Certains jours, les pauses se prolongent, parce qu'on se sent bien, on prend une bière… on ajoute une omelette à la morue ou autre chose. Il y a également des gens qui ne peuvent pas sortir rouler parce qu'ils sont blessés et ils apparaissent à 11 h, en tenue « civile ». L'ambiance est très agréable, car tout le monde participe, travaille en équipe et j'en suis très content.

Quels sont les plats de votre restaurant que vous recommanderiez aux cyclistes après une route épuisante, le dimanche matin ?

En fait, il y en a plusieurs, mais pour en citer un, disons des « kokotxas » avec du riz marin pour les glucides ; de la tomate fraîche avec de délicieuses tranches de morue ou une queue en ragoût pour ceux qui ont réellement besoin de protéines. Le tout cuisiné très très proprement et très savoureux.

Vous avez appris avec les meilleurs : Pedro Subijana, Ferrán Adriá, Martin BerasateguiNous vous proposons un jeu. Si chacune de ces trois personnes était un cycliste, dites-nous quel cycliste il serait et pourquoi…

…Si Pedro Subijana était un cycliste, quel type de cycliste serait-il et pourquoi ?

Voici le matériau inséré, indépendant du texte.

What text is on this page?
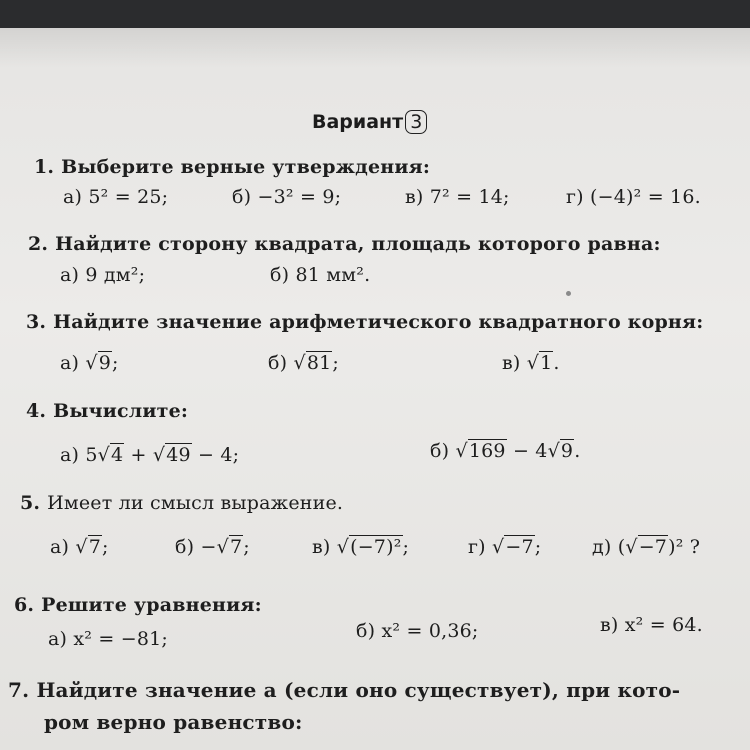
Вариант 3
1. Выберите верные утверждения:
а) 5² = 25;	б) −3² = 9;	в) 7² = 14;	г) (−4)² = 16.
2. Найдите сторону квадрата, площадь которого равна:
а) 9 дм²;	б) 81 мм².
3. Найдите значение арифметического квадратного корня:
а) √9;	б) √81;	в) √1.
4. Вычислите:
а) 5√4 + √49 − 4;	б) √169 − 4√9.
5. Имеет ли смысл выражение.
а) √7;	б) −√7;	в) √(−7)²;	г) √−7;	д) (√−7)² ?
6. Решите уравнения:
а) x² = −81;	б) x² = 0,36;	в) x² = 64.
7. Найдите значение a (если оно существует), при кото-
ром верно равенство:
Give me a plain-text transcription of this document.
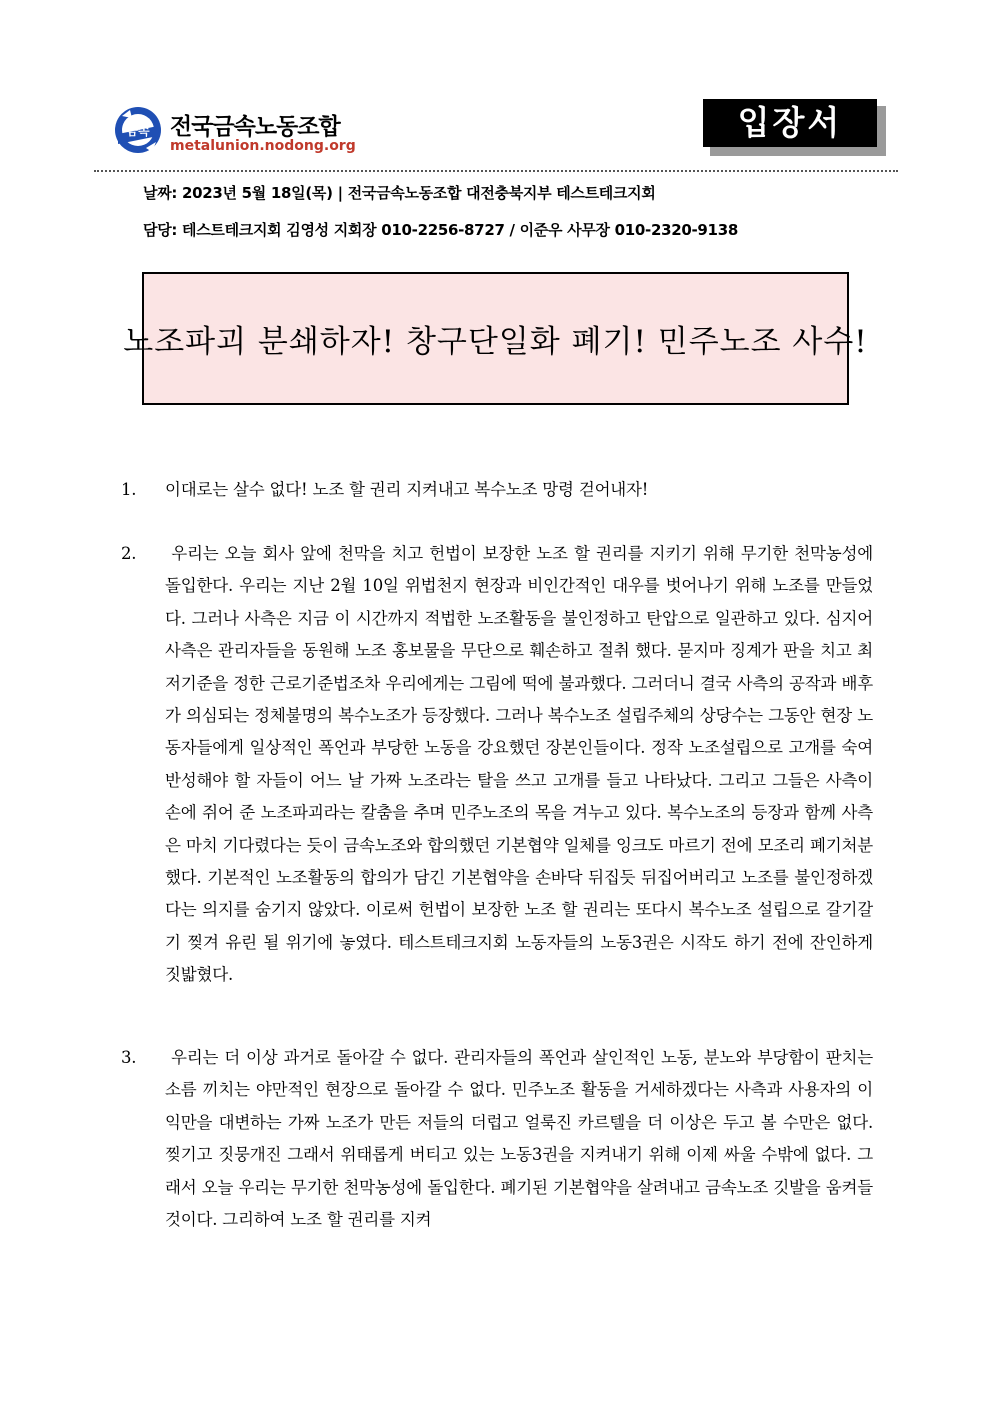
금속 전국금속노동조합
metalunion.nodong.org
입장서
날짜: 2023년 5월 18일(목) | 전국금속노동조합 대전충북지부 테스트테크지회
담당: 테스트테크지회 김영성 지회장 010-2256-8727 / 이준우 사무장 010-2320-9138
노조파괴 분쇄하자! 창구단일화 폐기! 민주노조 사수!
1. 이대로는 살수 없다! 노조 할 권리 지켜내고 복수노조 망령 걷어내자!
2. 우리는 오늘 회사 앞에 천막을 치고 헌법이 보장한 노조 할 권리를 지키기 위해 무기한 천막농성에 돌입한다. 우리는 지난 2월 10일 위법천지 현장과 비인간적인 대우를 벗어나기 위해 노조를 만들었다. 그러나 사측은 지금 이 시간까지 적법한 노조활동을 불인정하고 탄압으로 일관하고 있다. 심지어 사측은 관리자들을 동원해 노조 홍보물을 무단으로 훼손하고 절취 했다. 묻지마 징계가 판을 치고 최저기준을 정한 근로기준법조차 우리에게는 그림에 떡에 불과했다. 그러더니 결국 사측의 공작과 배후가 의심되는 정체불명의 복수노조가 등장했다. 그러나 복수노조 설립주체의 상당수는 그동안 현장 노동자들에게 일상적인 폭언과 부당한 노동을 강요했던 장본인들이다. 정작 노조설립으로 고개를 숙여 반성해야 할 자들이 어느 날 가짜 노조라는 탈을 쓰고 고개를 들고 나타났다. 그리고 그들은 사측이 손에 쥐어 준 노조파괴라는 칼춤을 추며 민주노조의 목을 겨누고 있다. 복수노조의 등장과 함께 사측은 마치 기다렸다는 듯이 금속노조와 합의했던 기본협약 일체를 잉크도 마르기 전에 모조리 폐기처분했다. 기본적인 노조활동의 합의가 담긴 기본협약을 손바닥 뒤집듯 뒤집어버리고 노조를 불인정하겠다는 의지를 숨기지 않았다. 이로써 헌법이 보장한 노조 할 권리는 또다시 복수노조 설립으로 갈기갈기 찢겨 유린 될 위기에 놓였다. 테스트테크지회 노동자들의 노동3권은 시작도 하기 전에 잔인하게 짓밟혔다.
3. 우리는 더 이상 과거로 돌아갈 수 없다. 관리자들의 폭언과 살인적인 노동, 분노와 부당함이 판치는 소름 끼치는 야만적인 현장으로 돌아갈 수 없다. 민주노조 활동을 거세하겠다는 사측과 사용자의 이익만을 대변하는 가짜 노조가 만든 저들의 더럽고 얼룩진 카르텔을 더 이상은 두고 볼 수만은 없다. 찢기고 짓뭉개진 그래서 위태롭게 버티고 있는 노동3권을 지켜내기 위해 이제 싸울 수밖에 없다. 그래서 오늘 우리는 무기한 천막농성에 돌입한다. 폐기된 기본협약을 살려내고 금속노조 깃발을 움켜들 것이다. 그리하여 노조 할 권리를 지켜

Je dirais… Miguel Induráin. Parce que c'est un leader solide, méticuleux et très ordonné, qui s'est fait lui-même, avec un goût exquis. Il s'agit de quelqu'un qui s'est fait respecter.

…Si Ferrán Adriá était un cycliste, quel type de cycliste serait-il et pourquoi ?

C'est un visionnaire, quelqu'un de très doué, un précurseur qui est en avance de cinq ans sur tout le monde, il voit ce que nous ne voyons pas encore. Je dirais Pantani.

…Si Martin Berasategi était un cycliste, quel type de cycliste serait-il et pourquoi ?

Il possède une force hors du commun. C'est une personne dotée d'une grande vitalité, très énergique et puissante, capable de renverser tous les obstacles pour atteindre ses objectifs. Un numéro un absolu. Avec cette ambition, je dirais Peter Sagan.

Et Iñigo Lavado ? Quel cycliste seriez-vous ?

Je serais un cycliste ordinaire, je ne sortirais pas du lot. Aujourd'hui, je dirais Markel Irizar parce qu'il stimule l'esprit d'équipe et parce que c'est une personne qui a l'air de favoriser l'union, ce avec quoi je m'identifie.

Et la question la plus difficile pour la fin : qu'est-ce qui est plus sacré pour un Basque ? Le vélo ou la cuisine ?

La table. La table sur laquelle on partage des choses : depuis la gastronomie jusqu'aux décisions des équipes ou des entreprises. Au sein de notre culture, tout ce qui vaut la peine se décide au cours d'un repas autour une table, même si le cyclisme est très populaire chez nous, profondément ancré dans notre culture.